Thread: A back and forth prime type of problem

To illustrate what I have in mind, let's start with 137.

137 is a prime number. Take off the 1 leaves you with 37 which is another prime number and taking off the seven leaves you with 3 which is yet another prime.

By reversing what I did, you start with 3, then add in the 7 digit on the right-hand side then add in the one on the left-hand side, all prime numbers. Now maybe there's a digit you can add on the right-hand side of 137 say 137a, yielding another prime number. And then another digit you can add to the left-hand side yielding b137a which (hopefully) is yet another prime number.

The puzzle is to find the string of prime numbers, growing in the manner just illustrated, growing to the largest prime number that can be determined by the pattern I just illustrated (you don't have to start with 137, you have the choice of digits 1-9 on the left-hand side to grow with and the digits 1,3,5,7 and 9 to grow with on the right-hand side).

How far can you get?

There's 55 that are 9digits long, lowest : 122479913, highest : 992859779

7,79,479,4799,24799,247991,2247991,22479913,122479 913 : that follows the rules, right?

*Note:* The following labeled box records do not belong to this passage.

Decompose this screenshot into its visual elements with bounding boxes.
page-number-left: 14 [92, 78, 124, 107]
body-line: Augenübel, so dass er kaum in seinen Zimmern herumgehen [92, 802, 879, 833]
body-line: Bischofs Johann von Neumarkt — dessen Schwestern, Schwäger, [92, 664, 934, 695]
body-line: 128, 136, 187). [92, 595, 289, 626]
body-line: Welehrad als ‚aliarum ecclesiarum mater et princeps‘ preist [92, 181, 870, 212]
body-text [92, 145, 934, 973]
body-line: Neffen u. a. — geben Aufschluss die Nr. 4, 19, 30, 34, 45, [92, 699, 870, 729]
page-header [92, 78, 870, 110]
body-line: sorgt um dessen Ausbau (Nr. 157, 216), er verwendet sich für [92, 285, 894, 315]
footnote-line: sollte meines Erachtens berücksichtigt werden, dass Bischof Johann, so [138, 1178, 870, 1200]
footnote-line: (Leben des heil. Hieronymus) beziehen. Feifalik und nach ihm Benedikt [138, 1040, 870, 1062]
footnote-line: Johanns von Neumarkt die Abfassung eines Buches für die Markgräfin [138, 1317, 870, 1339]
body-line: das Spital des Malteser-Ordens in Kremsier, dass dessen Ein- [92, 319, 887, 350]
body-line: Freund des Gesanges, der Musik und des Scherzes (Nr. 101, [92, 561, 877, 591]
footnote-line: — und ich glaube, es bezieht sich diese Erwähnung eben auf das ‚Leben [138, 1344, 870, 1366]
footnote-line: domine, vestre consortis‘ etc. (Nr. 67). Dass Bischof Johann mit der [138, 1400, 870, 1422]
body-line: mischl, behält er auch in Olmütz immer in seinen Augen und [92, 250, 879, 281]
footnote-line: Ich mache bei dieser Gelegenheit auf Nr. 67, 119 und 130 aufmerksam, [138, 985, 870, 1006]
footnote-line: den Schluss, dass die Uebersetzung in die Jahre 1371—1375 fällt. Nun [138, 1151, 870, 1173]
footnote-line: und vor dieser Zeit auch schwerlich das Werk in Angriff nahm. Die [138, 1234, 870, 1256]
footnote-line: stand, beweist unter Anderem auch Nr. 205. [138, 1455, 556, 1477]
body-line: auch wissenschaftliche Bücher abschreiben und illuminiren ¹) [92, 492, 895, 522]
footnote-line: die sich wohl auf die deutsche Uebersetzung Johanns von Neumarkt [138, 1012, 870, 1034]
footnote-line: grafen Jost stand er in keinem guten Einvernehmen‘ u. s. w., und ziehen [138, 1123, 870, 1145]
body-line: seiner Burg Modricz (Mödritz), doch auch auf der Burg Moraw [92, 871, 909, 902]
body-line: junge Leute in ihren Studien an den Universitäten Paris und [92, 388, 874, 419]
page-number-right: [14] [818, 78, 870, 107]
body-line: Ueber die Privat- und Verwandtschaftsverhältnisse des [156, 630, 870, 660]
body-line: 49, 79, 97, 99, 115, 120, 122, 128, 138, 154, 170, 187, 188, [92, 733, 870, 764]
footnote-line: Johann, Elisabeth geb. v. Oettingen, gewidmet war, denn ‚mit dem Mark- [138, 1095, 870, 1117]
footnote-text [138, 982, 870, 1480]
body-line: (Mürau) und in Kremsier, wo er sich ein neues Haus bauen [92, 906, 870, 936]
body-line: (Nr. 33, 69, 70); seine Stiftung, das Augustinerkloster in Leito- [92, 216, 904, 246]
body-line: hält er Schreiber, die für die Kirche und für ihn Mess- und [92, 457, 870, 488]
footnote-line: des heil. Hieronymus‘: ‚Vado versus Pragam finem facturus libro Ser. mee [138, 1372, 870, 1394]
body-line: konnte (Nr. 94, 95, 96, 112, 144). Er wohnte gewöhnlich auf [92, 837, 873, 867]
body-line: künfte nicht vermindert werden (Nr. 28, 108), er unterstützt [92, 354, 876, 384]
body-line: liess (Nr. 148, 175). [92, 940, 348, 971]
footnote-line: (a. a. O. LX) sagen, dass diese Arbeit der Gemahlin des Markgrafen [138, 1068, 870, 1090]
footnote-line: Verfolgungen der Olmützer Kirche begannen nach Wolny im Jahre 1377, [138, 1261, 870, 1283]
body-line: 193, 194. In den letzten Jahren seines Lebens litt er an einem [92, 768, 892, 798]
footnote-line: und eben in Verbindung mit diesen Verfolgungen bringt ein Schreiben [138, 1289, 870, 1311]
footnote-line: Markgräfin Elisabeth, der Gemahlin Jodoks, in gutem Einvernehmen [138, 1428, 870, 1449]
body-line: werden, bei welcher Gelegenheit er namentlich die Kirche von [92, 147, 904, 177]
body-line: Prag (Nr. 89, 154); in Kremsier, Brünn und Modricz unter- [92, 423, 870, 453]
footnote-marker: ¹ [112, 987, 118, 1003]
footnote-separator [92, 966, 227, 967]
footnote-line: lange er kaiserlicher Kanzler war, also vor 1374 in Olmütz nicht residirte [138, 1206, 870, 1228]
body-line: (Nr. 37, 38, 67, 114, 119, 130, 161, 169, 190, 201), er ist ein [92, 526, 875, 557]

Will try for longer later...

I found 25 with 11 digits: low = 22212713317, high = 99291733379

There are several ways to vary this puzzle. Here are two examples:

Using 3 e.g., you can start off adding a single digit to the left- or right-hand side, then add a two-digit number to the other side, then a three-digit number to the other side again, then a four-digit number to the other side again until you're forced to stop when all you get is a composite number.

Another variation is to have a3b where you let a = x^2 and b = y^2 to (hopefully) get two more prime numbers, then you would have ca3bd where c = s^2 and d = t^2 which would generate two more prime numbers and then see how far you can take it.

Such a puzzle I would call a superpuzzle due to the variations (plus there's more I've thought of).

Have fun.